The administration's cautious response to the disputed elections reflects the reality that Ahmadinejad may remain president – and Iran's nuclear policy is unlikely to change even if he doesn't.
Washington — Continuing strife in Iran over the legitimacy of President Mahmoud Ahmadinejad's declared re-election victory has stoked debate in Washington over the wisdom of President Obama's pursuit of engagement with Tehran.
But the contested vote probably changes little with regard to Iran's nuclear program or the way Iran deals with the US because the country's true power, Supreme Leader Ali Khamanei, was not on the ballot, some experts in Iran and nonproliferation diplomacy say. Even if Mr. Khamanei interprets the elections results in a way that alters Iran's approach to the US and the international community, it may be a while before such an impact can be discerned.
"We don't know how to interpret the elections, but the key actor there [Khamenei] does," says George Perkovich, director of the nonproliferation program at the Carnegie Endowment for International Peace in Washington. "The leader knows if the election was stolen or not, and he will interpret whether it means the public really wants engagement with the US or not."
He adds, "So a lot will depend on how he interprets these elections."
Khamenei surprised some analysts Monday by announcing that there would be an inquiry into the election results. Earlier, the supreme leader had just called on Mir Hossein Mousavi, President Ahmadinejad's principle opponent in Friday's vote, to pursue his challenge of the results through the available legal means.

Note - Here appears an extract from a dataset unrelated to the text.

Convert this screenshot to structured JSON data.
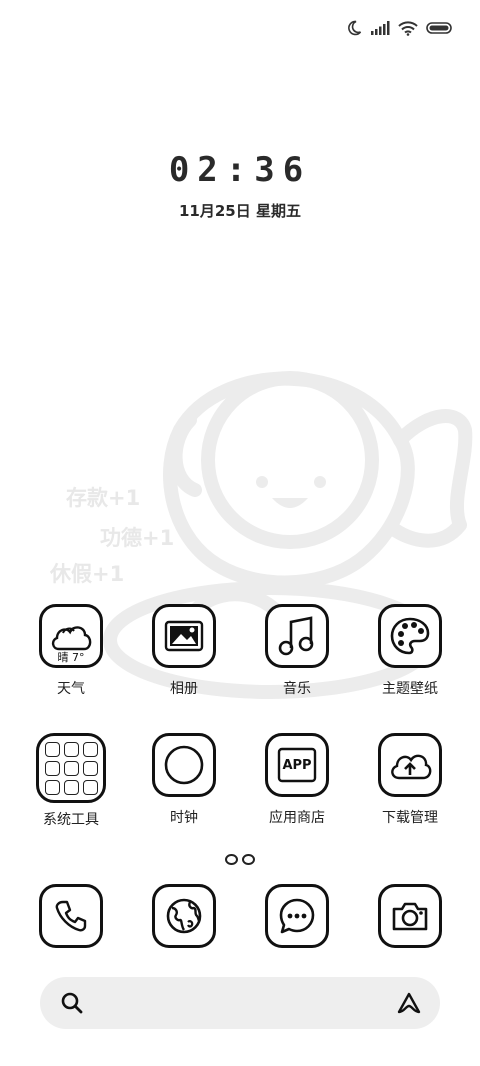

Mr. Mousavi subsequently called off a protest rally in one of Tehran's main squares. But protests continued anyway, and Mousavi eventually addressed the assembled thousands. At least one demonstrator was reportedly shot and killed at the rally.
The Obama administration is so far responding cautiously to the elections, heaping praise on Iranians who went to the polls in record numbers but maintaining that US concerns about Iran are unchanged by the election results. "What's important is the concerns that we have about their nuclear weapons, and the concerns we have about their support for terror isn't any different than it was on Friday," White House spokesman Robert Gibbs said Monday.
Those words echoed comments by Vice President Joe Biden Sunday, who said on a Sunday talk show that "our interests are the same before the election as after the election."
In part, the administration's approach can be seen as a desire to avoid what in the case of the Bush administration was sometimes seen as an alacrity to intervene in disputed elections – especially when one party in the dispute was considered an adversary of the US, as is the case with Mr. Ahmadinejad.
But another explanation is the reality that the prickly and often bombastic Ahmadinejad may well end up being the Obama administration's chief Iranian interlocutor over the coming months.
"If the election really did come down the way the official results suggest, we could find ourselves with a much more confident Ahmadinejad," one convinced he could get his own way, says Carnegie's Mr. Perkovich.
The form and tone of Iran's response to Obama's overtures could potentially be different under Mr. Mousavi. But David Albright, president of the Institute for Science and International Security in Washington, notes that it was under Mousavi as prime minister that Iran launched its nuclear program in the 1990's. So Iran's characterization of the nuclear program as a nonnegotiable feature of its identity and progress might not change even if he became president.
Even Middle East analysts who support Obama's pursuit of dialogue with Iran say he should keep in mind that Iranian interests are unlikely to be drastically altered by a presidential election.
"The reality is … that any radical change in Iran's behavior requires a level of change in its internal politics and leadership that goes far beyond the outcome of any presidential election," writes Anthony Cordesman, the Arleigh Burke Chair in strategy at the Center for Strategic and International Studies in Washington, in a commentary.
While this does not necessarily mean Iran will "pursue the same basic polices for the next decade," he adds, "no one outside Iran can prudently plan on anything else."